By the 1930s, mining roads made for much better access, and the designation of Death Valley as a national monument by Herbert Hoover in 1933 led to increased tourist traffic. The mines began converting their hospitality facilities to tourist destinations, particularly at Furnace Creek. Paved highways allowed for quick trips out of Las Vegas or the Los Angeles region, and Death Valley began to feel just a little bit "urbanized". But not really. It can be easy to forget that this land is still the same harsh climate that it's been for the last few thousand years since the end of the ice ages. The heat and dryness can still lead to heat stroke and dehydration, and all it takes to bring one to the edge of mortality is a blown radiator hose or flat tire.

And so it was that we were making our way into the "Valley of Death" for our geology field studies class a couple of weeks ago. We had already searched for fossils at Sharktooth Hill, learned the basics of stratigraphy at Red Rock Canyon, and explored a dry ice age waterfall at Fossil Falls, but it was time to head east out of the Owens Valley and into one of the most isolated regions of the lower forty-eight states. We first crossed the relatively muted topography of the Darwin Plateau at the south end of the Inyo Range (top picture), and then took the Mr. Toad's Wild Ride down the steep highway to Panamint Springs and Panamint Valley. We made a short stop at the Father Crowley Vista Point (above). This site used to be a wide dirt lot on the side of the highway, but has been developed into a formal vista point with a simple toilet facility and protective fencing (gotta keep them tourists from falling over the cliffs...). The view is stupendous, with an excellent vista of the Panamint and Cottonwood Mountains across the way. There are complex relationships between the rocks of the Panamints, which are hinted at in the picture below, where dark flows of basaltic lava cover intensely folded Paleozoic carbonate rocks. The hill beyond exposes a granitic pluton.

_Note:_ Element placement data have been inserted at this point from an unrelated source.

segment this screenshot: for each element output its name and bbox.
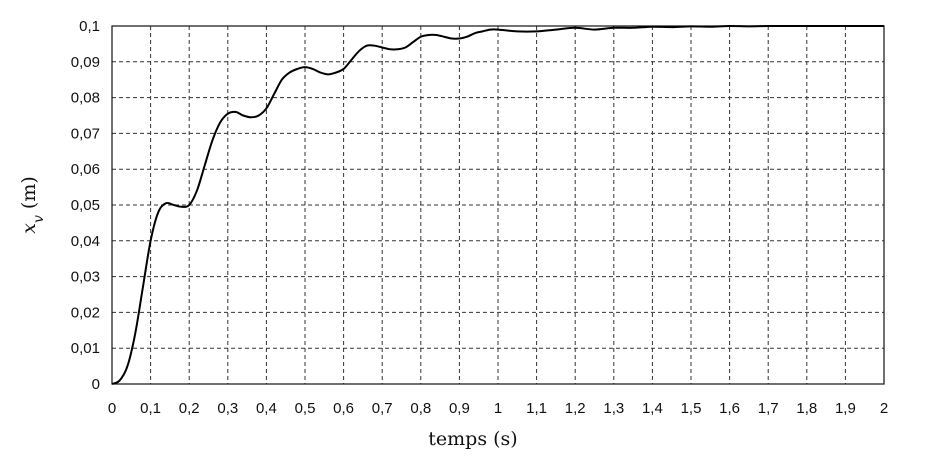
x-tick-label: 1,5 xyxy=(681,400,702,417)
x-tick-label: 0,8 xyxy=(410,400,431,417)
y-axis-label-sub: v xyxy=(31,215,47,223)
x-tick-label: 0,9 xyxy=(449,400,470,417)
y-tick-label: 0,1 xyxy=(79,18,100,35)
x-tick-label: 0,3 xyxy=(217,400,238,417)
x-tick-label: 0,2 xyxy=(179,400,200,417)
x-axis-label: temps (s) xyxy=(428,428,517,450)
y-tick-label: 0,04 xyxy=(71,233,100,250)
y-axis-label-unit: (m) xyxy=(18,176,40,209)
x-tick-label: 1,4 xyxy=(642,400,663,417)
x-tick-label: 1,2 xyxy=(565,400,586,417)
x-tick-label: 0,7 xyxy=(372,400,393,417)
x-tick-label: 0,1 xyxy=(140,400,161,417)
x-tick-label: 1,7 xyxy=(758,400,779,417)
x-tick-label: 2 xyxy=(880,400,888,417)
y-tick-label: 0 xyxy=(92,376,100,393)
y-tick-label: 0,08 xyxy=(71,90,100,107)
x-tick-label: 1,1 xyxy=(526,400,547,417)
y-tick-label: 0,02 xyxy=(71,304,100,321)
y-tick-label: 0,07 xyxy=(71,125,100,142)
y-tick-label: 0,09 xyxy=(71,54,100,71)
x-tick-label: 1,8 xyxy=(796,400,817,417)
y-tick-label: 0,05 xyxy=(71,197,100,214)
grid xyxy=(112,26,884,384)
x-tick-label: 1,6 xyxy=(719,400,740,417)
plot-frame xyxy=(111,25,885,385)
x-axis-ticks: 0 0,1 0,2 0,3 0,4 0,5 0,6 0,7 0,8 0,9 1 1,1 1,2 1,3 1,… xyxy=(108,400,888,417)
y-tick-label: 0,03 xyxy=(71,269,100,286)
y-tick-label: 0,06 xyxy=(71,161,100,178)
x-tick-label: 1,3 xyxy=(603,400,624,417)
y-axis-label-var: x xyxy=(18,223,40,234)
x-tick-label: 0,5 xyxy=(295,400,316,417)
y-tick-label: 0,01 xyxy=(71,340,100,357)
x-tick-label: 0 xyxy=(108,400,116,417)
x-tick-label: 0,6 xyxy=(333,400,354,417)
x-tick-label: 1,9 xyxy=(835,400,856,417)
x-tick-label: 0,4 xyxy=(256,400,277,417)
y-axis-ticks: 0 0,01 0,02 0,03 0,04 0,05 0,06 0,07 0,08 0,09 0,1 xyxy=(71,18,100,393)
series-line xyxy=(111,24,884,385)
x-tick-label: 1 xyxy=(494,400,502,417)
y-axis-label: xv (m) xyxy=(18,176,47,233)
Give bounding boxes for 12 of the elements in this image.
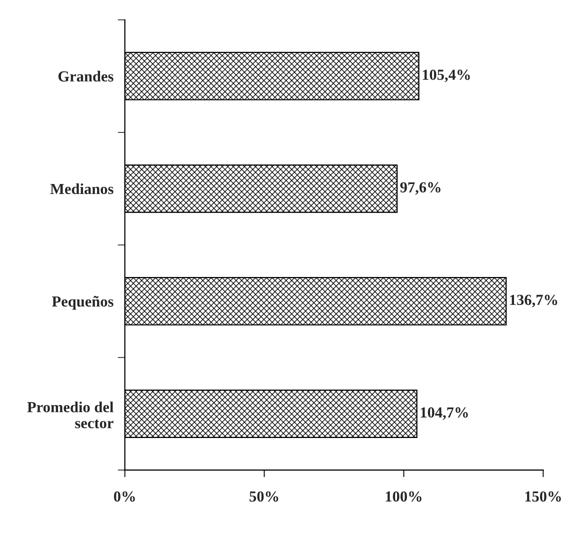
x-tick-label: 0% (114, 491, 135, 502)
data-label: 97,6% (400, 182, 440, 195)
data-label: 104,7% (420, 407, 468, 420)
x-tick-label: 100% (386, 491, 422, 502)
x-tick-label: 50% (250, 491, 278, 502)
y-tick-label: Pequeños (52, 296, 114, 310)
data-label: 136,7% (510, 294, 558, 308)
y-tick-label: Promedio del sector (27, 402, 114, 428)
x-tick-label: 150% (525, 491, 561, 502)
data-label: 105,4% (422, 70, 470, 82)
y-tick-label: Grandes (58, 70, 114, 82)
y-tick-label: Medianos (50, 183, 114, 194)
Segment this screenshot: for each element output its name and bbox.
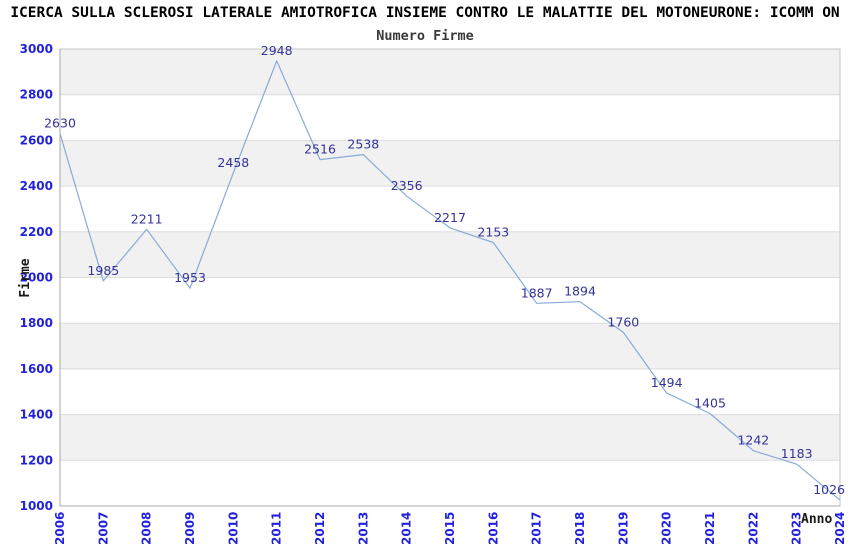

The bottom of Panamint Valley holds more recent geologic phenomena, including the Panamint dune field and a fault scarp along the mountain base (the sunlit terrace)....
 ...and Panamint Dry Lake (below). Telescope Peak, the highest point in the park at 11,049 feet, is often graced by snow during the winter months. On the other side of the Panamint Range is Death Valley itself, which in large part lies at a depth of several hundred feet below sea level. Not many places around the world have such great relief.
From the Panamint Valley at about 1,000 feet we began climbing to cross the Panamint Mountains over Towne Pass at 4,956 feet, and in the setting sun we followed the long grade down the alluvial fan system to Stovepipe Wells at sea level. We pulled into the campground at dusk under a beautiful fiery sky.
 As the western sky faded, the light grew in the east as the full moon rose above the Funeral Range.

We had reached the Valley of Death, and it was a beautiful place. And there were flush toilets and showers!